I had a line on my laptop screen like two months ago, then I got another one few weeks ago now today I have another one... it bothers me alot cause when I watch a movie u can see it all the time... 
any one knows what's the reason? or how to get rid of it? Is it just Lcd like i have no clue... plzzzzzzzz hlep me 
Thanks... you guys rocK

P.S. Sorry if I'm in the wrong forum


----------



## Blue Zee (May 18, 2007)

If the first one was damaged, probably the same happened to the one you have now.

I would suggest you test it in another PC to confirm that.

Zee


----------



## NassauBob (Sep 6, 2007)

What are the chances it is a Toshiba Satellite P35 series?

I have three vertical blue lines on mine, too. They showed up outta nowhere, a few days apart from each other. I am just waiting until Christmas, Santa Claus is gonna replace my laptop with a PC.  

Shane


----------



## yasmeen143 (Jan 2, 2006)

thanks Blue Zee... but I dont really know what you mean by Testing it in another PC to confirm.... well if I do a print screen (print scrn SysRq) the lines won't show up

Yeah NassauBob it is Satellite But P30 though... so You mean there is no way to fix it???

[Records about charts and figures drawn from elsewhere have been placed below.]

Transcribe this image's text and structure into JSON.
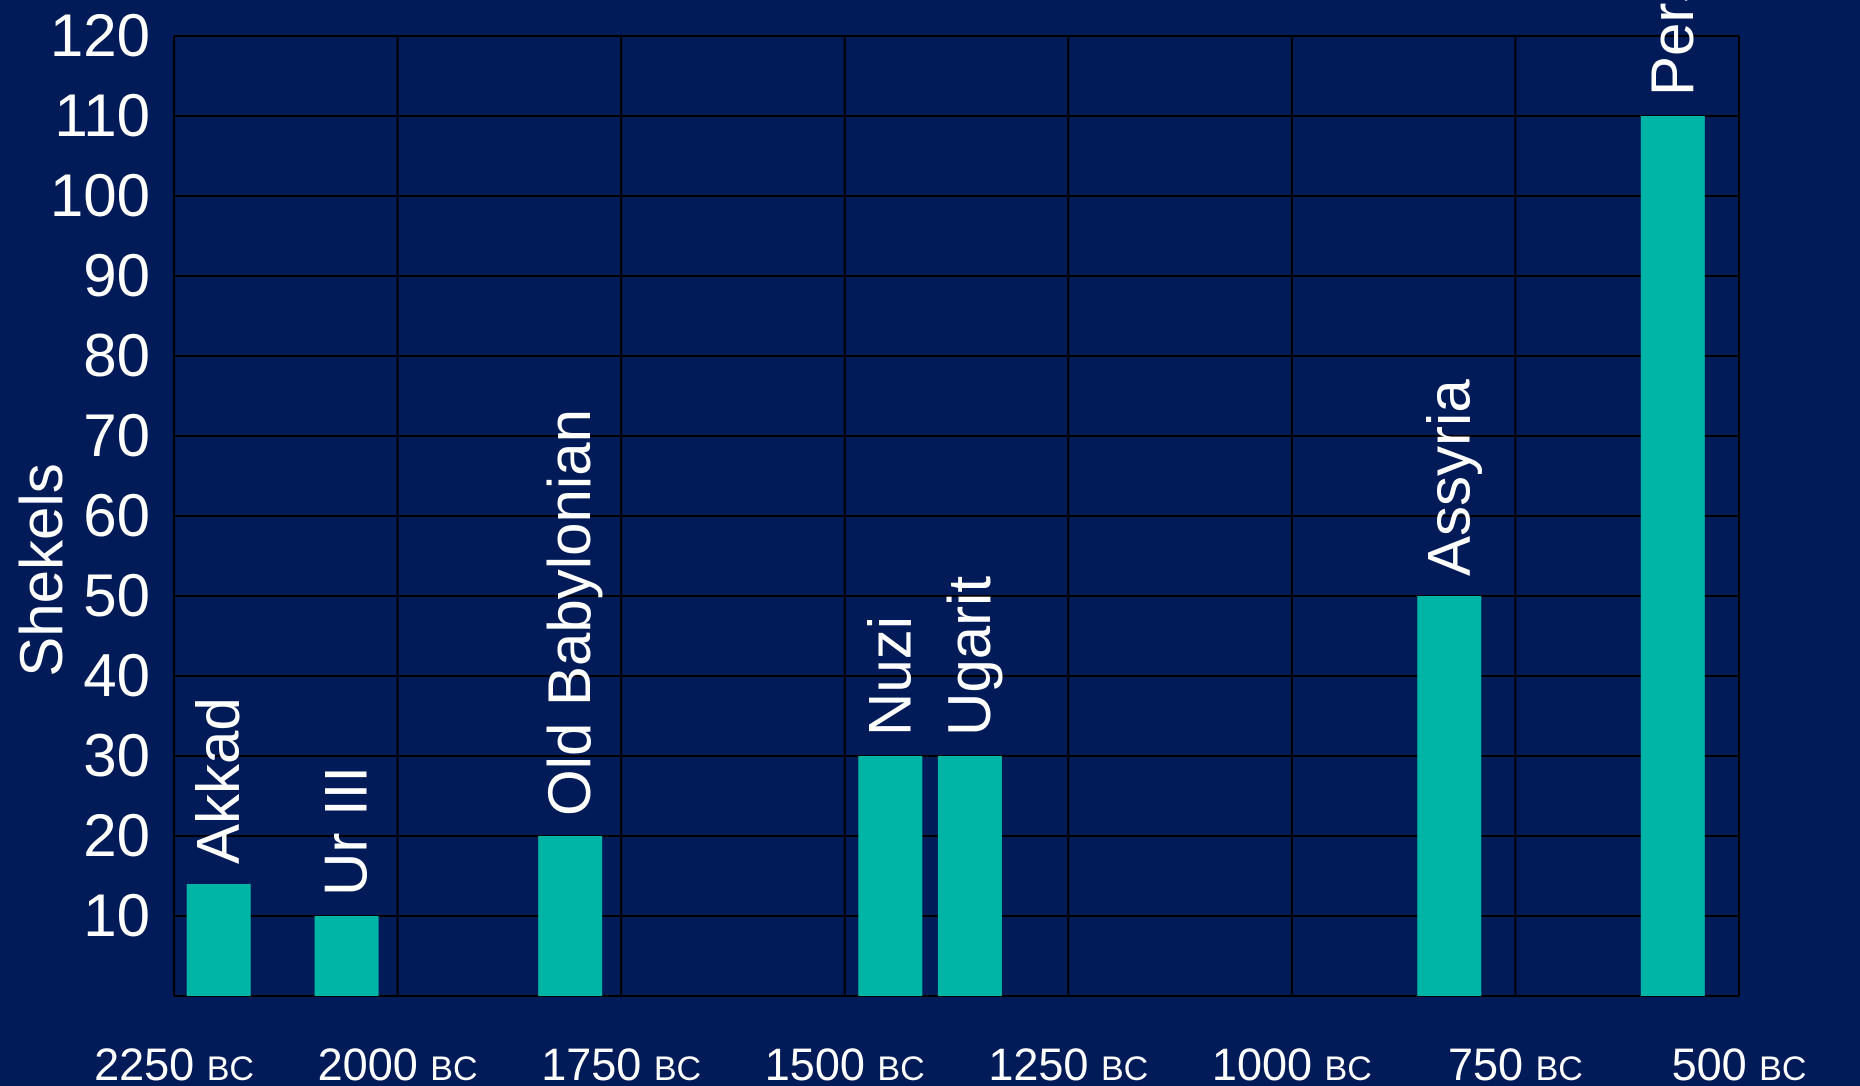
{
  "chart_data": {
    "type": "bar",
    "xlabel": "",
    "ylabel": "Shekels",
    "ylim": [
      0,
      120
    ],
    "y_ticks": [
      10,
      20,
      30,
      40,
      50,
      60,
      70,
      80,
      90,
      100,
      110,
      120
    ],
    "xlim": [
      2250,
      500
    ],
    "x_unit_label": "BC",
    "x_ticks": [
      {
        "value": 2250,
        "number": "2250",
        "era": "BC"
      },
      {
        "value": 2000,
        "number": "2000",
        "era": "BC"
      },
      {
        "value": 1750,
        "number": "1750",
        "era": "BC"
      },
      {
        "value": 1500,
        "number": "1500",
        "era": "BC"
      },
      {
        "value": 1250,
        "number": "1250",
        "era": "BC"
      },
      {
        "value": 1000,
        "number": "1000",
        "era": "BC"
      },
      {
        "value": 750,
        "number": "750",
        "era": "BC"
      },
      {
        "value": 500,
        "number": "500",
        "era": "BC"
      }
    ],
    "bars": [
      {
        "label": "Akkad",
        "x": 2200,
        "value": 14
      },
      {
        "label": "Ur III",
        "x": 2057,
        "value": 10
      },
      {
        "label": "Old Babylonian",
        "x": 1807,
        "value": 20
      },
      {
        "label": "Nuzi",
        "x": 1449,
        "value": 30
      },
      {
        "label": "Ugarit",
        "x": 1360,
        "value": 30
      },
      {
        "label": "Assyria",
        "x": 824,
        "value": 50
      },
      {
        "label": "Persia",
        "x": 574,
        "value": 110
      }
    ],
    "grid": true,
    "colors": {
      "background": "#001b57",
      "bar": "#00b5a5",
      "grid": "#000000",
      "text": "#ffffff"
    }
  }
}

Blue Zee could you please explain it for me if you could I appreciate your replies you guys thanks alottttttttttttttttttttttttt


----------



## Blue Zee (May 18, 2007)

I mistyped my thoughts.

I wanted to say test an external monitor on that laptop, if you can.

Zee


----------



## NassauBob (Sep 6, 2007)

Aahh, I got you. To isolate the problem to either video card or display.

Yeah, I will try that as soon as I can.

(Not that it matters much - we don't have replaceable video cards)  

Thanks for the suggestion! :up:

Shane


----------



## yasmeen143 (Jan 2, 2006)

well its working all good with an external monitore like there is no lines in it... so what do you think the problem? is it fixable??? plz reply back thanksssssssssss for ur time n suggestions


----------



## Blue Zee (May 18, 2007)

yasmeen143 said:


> well its working all good with an external monitor...


Can't say it's good news, your LCD monitor has problems.

A) Repair it (may be too expensive...)
B) Use the external monitor (but then it won't be a laptop...)

Sorrrrrrryyyyyyyyy.....

Zee


----------



## yasmeen143 (Jan 2, 2006)

aww thanks for ur information... I will have to repair it or get a new laptop lol


----------